Regia di Leonardo Di Costanzo vedi scheda film
Condannata a vent'anni di reclusione in una struttura carceraria modello in Svizzera per l'omicidio della sorella, trascorsi i primi dieci Elisa (Ronchi) entra nel programma di studi di un criminologo (Zem), il quale la stimola a ricordare l'evento del sororicidio, che nella mente di Elisa è soltanto un groviglio di tracce confuse. A mano a mano, la donna riuscirà a mettere a fuoco il gesto compiuto.

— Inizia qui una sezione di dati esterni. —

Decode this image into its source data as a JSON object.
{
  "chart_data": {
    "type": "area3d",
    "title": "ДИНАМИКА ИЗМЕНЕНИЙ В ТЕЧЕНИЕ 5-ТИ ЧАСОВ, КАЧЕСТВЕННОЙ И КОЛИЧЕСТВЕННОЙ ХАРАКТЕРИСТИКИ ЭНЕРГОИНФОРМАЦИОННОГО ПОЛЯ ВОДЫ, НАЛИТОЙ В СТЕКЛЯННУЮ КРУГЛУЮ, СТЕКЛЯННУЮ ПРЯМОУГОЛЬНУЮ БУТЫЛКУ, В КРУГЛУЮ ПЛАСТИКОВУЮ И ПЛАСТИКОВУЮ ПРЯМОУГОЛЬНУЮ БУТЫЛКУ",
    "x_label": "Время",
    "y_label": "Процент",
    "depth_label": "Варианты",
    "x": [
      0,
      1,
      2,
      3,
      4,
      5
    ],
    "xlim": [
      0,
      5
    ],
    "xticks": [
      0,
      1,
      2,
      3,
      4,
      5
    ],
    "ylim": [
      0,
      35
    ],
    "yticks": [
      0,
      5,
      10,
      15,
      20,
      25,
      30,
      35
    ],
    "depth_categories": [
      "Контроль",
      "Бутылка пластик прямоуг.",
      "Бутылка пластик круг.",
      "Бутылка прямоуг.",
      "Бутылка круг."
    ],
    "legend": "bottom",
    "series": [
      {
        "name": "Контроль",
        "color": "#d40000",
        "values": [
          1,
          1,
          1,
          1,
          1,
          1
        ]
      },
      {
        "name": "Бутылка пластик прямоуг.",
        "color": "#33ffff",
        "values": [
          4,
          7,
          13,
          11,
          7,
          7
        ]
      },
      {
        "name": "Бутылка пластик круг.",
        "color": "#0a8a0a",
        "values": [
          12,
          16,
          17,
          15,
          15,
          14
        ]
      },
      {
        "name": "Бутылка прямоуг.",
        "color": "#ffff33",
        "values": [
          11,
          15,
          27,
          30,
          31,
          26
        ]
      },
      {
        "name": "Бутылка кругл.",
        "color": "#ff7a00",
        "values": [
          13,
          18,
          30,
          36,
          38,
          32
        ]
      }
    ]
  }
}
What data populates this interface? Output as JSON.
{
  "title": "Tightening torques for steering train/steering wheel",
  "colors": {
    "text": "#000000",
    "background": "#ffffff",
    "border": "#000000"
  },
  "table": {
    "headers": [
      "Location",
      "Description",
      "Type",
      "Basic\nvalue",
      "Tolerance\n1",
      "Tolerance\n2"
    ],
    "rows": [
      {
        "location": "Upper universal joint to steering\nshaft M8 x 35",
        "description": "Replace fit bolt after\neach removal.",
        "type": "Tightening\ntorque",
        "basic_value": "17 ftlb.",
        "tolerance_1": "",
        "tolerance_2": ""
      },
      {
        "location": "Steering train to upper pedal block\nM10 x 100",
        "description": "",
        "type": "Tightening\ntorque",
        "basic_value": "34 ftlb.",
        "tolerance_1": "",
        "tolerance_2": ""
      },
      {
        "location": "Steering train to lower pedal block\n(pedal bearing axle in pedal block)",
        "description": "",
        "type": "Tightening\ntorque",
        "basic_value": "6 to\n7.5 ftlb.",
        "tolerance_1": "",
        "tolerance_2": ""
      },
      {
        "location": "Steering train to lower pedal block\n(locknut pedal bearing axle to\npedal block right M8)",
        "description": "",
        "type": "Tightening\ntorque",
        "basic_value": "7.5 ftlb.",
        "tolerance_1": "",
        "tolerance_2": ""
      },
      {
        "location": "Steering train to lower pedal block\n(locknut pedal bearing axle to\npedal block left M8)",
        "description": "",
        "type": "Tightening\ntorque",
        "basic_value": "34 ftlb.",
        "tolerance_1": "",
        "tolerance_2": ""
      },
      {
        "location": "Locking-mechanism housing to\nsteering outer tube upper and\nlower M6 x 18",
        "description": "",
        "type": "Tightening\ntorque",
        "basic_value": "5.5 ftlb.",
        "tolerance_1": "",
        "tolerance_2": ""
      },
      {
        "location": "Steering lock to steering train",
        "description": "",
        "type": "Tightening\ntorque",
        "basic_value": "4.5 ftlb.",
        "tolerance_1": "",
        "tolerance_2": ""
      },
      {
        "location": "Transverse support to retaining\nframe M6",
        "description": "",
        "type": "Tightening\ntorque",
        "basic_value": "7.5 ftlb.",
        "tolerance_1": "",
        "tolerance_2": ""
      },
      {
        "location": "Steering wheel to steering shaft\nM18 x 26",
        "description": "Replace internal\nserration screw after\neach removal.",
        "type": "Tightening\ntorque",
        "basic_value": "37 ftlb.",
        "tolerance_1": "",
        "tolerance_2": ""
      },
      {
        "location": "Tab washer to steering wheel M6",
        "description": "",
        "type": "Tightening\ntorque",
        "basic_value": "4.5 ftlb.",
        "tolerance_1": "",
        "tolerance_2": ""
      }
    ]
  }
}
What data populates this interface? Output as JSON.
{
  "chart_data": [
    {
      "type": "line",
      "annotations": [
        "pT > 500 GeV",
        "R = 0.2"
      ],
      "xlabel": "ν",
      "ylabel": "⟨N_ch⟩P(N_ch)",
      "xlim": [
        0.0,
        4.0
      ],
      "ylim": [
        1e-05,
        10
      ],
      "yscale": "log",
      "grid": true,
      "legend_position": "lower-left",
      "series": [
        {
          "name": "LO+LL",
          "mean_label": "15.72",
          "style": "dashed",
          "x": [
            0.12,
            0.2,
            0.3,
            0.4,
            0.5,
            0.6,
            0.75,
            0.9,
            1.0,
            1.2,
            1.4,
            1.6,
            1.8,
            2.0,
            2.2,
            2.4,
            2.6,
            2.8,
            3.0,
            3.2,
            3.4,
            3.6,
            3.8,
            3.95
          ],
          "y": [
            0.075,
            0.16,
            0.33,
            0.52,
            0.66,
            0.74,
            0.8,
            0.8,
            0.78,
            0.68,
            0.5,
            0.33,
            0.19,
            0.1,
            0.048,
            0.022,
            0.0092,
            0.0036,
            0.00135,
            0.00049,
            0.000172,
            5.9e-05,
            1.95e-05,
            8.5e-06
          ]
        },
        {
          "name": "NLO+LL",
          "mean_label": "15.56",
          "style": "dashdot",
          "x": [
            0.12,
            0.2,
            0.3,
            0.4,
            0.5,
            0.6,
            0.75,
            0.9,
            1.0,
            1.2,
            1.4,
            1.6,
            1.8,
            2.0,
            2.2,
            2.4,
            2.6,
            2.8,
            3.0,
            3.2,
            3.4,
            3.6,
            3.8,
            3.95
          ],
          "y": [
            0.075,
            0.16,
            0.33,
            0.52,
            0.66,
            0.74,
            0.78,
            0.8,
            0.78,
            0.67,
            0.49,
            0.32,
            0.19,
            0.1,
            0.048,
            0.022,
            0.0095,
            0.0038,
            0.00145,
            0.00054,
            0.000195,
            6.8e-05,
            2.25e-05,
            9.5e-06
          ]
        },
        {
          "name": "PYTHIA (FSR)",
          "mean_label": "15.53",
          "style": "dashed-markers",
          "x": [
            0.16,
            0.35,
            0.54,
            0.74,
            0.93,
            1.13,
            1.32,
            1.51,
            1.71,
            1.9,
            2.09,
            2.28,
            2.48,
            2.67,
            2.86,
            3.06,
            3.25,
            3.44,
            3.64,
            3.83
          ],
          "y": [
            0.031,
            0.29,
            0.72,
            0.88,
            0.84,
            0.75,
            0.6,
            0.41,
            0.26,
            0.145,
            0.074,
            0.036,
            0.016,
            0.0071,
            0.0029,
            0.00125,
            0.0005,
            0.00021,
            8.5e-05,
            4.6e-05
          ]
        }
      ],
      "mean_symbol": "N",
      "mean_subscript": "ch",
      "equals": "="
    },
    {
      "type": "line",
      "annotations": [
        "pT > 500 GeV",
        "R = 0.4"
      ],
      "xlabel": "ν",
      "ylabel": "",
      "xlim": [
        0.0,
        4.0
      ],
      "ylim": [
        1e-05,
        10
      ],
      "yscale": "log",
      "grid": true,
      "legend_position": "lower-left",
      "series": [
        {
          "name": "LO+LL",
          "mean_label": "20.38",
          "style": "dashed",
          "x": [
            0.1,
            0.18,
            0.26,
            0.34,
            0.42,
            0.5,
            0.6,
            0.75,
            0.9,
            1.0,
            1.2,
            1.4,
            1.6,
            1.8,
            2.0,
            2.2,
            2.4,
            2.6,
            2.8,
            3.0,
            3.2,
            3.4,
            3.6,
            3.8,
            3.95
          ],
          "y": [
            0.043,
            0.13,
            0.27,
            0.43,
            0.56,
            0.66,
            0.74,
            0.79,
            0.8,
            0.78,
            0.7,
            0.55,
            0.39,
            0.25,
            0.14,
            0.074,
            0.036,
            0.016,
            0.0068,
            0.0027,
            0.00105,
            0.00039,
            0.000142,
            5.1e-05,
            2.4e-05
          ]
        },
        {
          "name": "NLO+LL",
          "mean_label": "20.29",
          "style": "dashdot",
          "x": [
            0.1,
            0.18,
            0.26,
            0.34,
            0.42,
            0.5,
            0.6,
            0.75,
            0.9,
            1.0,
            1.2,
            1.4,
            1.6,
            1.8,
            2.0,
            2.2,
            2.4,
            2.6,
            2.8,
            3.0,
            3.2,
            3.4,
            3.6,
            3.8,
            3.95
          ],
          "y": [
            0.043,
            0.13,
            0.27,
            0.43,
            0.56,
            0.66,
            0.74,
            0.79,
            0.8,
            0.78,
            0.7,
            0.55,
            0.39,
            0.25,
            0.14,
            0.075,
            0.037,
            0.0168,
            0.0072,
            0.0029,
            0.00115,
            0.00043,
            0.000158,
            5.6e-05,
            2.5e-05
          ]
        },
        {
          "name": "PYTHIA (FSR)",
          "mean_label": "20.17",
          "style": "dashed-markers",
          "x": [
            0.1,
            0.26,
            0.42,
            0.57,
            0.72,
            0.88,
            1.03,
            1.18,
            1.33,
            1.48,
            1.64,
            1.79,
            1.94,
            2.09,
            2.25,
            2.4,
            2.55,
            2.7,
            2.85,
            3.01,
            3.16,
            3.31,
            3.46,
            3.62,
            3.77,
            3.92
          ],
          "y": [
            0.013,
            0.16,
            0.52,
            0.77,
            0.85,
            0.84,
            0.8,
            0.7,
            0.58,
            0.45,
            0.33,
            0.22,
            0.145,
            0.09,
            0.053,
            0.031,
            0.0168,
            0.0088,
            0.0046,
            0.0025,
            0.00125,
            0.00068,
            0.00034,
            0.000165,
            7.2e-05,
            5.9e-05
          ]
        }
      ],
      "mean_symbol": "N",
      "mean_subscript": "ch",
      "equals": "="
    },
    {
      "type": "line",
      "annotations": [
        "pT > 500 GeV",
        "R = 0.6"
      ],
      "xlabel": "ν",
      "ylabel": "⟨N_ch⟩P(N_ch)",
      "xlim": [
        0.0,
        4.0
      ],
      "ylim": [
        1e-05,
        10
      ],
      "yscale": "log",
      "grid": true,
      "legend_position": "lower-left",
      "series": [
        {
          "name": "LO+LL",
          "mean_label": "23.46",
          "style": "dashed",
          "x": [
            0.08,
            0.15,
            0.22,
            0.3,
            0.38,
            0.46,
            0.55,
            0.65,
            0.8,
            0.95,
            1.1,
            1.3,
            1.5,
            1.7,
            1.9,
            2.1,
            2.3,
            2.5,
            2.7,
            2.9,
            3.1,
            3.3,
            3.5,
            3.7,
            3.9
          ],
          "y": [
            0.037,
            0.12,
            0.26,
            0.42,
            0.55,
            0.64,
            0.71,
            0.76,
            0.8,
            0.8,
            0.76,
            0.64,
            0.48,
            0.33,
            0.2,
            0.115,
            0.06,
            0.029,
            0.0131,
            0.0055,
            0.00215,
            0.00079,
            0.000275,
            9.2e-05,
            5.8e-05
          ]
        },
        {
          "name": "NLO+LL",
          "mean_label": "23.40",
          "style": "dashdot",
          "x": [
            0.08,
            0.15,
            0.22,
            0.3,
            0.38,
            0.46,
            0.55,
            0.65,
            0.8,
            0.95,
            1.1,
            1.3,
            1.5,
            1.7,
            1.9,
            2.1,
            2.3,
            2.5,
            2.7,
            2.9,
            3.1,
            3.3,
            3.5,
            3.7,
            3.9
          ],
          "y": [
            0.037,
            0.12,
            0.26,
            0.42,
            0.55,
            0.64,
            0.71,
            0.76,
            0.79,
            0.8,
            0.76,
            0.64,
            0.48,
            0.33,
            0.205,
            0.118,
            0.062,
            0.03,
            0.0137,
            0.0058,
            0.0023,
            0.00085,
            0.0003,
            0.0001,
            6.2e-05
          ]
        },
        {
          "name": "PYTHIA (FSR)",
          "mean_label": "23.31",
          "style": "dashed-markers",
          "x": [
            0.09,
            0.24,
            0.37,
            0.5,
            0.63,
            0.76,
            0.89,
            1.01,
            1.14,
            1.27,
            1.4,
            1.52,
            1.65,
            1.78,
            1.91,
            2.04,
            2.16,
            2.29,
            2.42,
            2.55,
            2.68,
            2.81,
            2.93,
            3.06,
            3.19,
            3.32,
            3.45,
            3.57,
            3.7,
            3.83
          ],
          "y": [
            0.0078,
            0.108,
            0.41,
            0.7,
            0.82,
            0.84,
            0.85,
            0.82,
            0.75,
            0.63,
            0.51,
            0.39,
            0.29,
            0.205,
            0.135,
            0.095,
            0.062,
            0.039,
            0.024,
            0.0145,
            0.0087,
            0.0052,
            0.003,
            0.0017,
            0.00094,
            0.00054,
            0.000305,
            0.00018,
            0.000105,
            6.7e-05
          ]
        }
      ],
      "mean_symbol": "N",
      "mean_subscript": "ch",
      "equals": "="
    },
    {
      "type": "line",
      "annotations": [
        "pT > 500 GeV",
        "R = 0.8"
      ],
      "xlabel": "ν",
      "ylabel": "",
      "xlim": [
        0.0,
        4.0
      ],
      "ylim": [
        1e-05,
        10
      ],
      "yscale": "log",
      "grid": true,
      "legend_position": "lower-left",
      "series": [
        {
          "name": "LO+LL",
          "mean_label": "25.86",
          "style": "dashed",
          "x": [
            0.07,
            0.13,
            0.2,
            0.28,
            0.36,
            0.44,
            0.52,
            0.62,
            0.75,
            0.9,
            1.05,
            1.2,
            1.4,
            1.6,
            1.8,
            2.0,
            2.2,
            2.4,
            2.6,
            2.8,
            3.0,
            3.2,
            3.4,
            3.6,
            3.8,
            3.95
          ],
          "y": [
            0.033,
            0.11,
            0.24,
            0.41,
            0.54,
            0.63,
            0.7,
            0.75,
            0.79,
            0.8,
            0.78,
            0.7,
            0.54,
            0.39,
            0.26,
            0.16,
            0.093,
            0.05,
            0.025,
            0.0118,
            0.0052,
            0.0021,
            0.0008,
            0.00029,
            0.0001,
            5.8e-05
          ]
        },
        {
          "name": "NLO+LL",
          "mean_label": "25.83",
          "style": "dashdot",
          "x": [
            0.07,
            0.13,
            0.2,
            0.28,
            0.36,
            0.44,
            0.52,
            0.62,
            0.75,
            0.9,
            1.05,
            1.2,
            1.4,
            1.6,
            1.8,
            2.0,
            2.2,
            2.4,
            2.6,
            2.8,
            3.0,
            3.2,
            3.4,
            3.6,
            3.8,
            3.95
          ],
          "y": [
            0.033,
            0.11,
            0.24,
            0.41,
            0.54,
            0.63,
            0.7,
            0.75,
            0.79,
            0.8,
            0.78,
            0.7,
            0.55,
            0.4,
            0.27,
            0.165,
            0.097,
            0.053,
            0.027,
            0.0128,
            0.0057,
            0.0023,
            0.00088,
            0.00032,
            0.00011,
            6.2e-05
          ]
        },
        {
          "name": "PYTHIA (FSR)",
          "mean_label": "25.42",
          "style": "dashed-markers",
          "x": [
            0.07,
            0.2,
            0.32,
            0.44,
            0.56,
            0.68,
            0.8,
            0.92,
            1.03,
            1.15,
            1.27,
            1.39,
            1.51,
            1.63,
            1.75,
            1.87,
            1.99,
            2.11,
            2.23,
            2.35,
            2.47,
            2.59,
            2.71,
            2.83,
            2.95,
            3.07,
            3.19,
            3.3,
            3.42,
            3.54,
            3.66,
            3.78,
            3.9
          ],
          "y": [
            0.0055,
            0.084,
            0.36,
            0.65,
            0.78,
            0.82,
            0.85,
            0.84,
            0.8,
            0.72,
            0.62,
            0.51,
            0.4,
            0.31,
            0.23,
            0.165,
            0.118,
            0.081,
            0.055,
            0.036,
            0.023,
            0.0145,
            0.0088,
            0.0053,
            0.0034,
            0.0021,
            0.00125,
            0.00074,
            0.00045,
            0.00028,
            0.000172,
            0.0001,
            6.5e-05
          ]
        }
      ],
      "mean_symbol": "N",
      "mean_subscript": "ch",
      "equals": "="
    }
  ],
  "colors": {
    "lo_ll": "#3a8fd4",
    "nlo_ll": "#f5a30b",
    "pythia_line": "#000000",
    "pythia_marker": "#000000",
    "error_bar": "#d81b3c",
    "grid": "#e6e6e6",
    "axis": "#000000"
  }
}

Leonardo Di Costanzo continua a concentrare i propri lavori in spazi circoscritti (L'intervallo, L'intrusa, Ariaferma), stavolta a partire dal libro di Adolfo Ceretti e Lorenzo Natali "Io volevo ucciderla", sul caso reale di Stefania Albertani. L'ambientazione in un carcere futuribile, più scandinavo che svizzero, elimina ogni pretesto sociologico: niente celle scrostate, niente sovraffollamento, solo fredde superfici che rendono impossibile fuggire dall'essenziale, cioè la mente di Elisa. Il film è interamente centrato sul processo di abreazione della protagonista, un'indagine della memoria che si affida quasi solo alla parola, recludendo l'azione nei flashback. Così, Elisa procede monocorde, un po' come un saggio filmato che sembra porre domande sulle ragioni di gesti assurdi senza mai scavare fino in fondo (il bisogno di piacere a tutti? Bene, ma perché?). Attorno a lei si muovono figure ridotte a bozzetti - il padre (Diego Ribon), la guardia carceraria (Giorgio Montanini) e la madre ferita di Valeria Golino - mentre la vera forza del film resta il duetto tra un intenso Zem e una Ronchi che regge lo sguardo della macchina da presa con disarmante precisione. Certo, il risultato convince più sul piano formale che su quello emotivo, e il percorso verso il perdono rimane abbozzato: un cinema che riflette molto e vibra poco.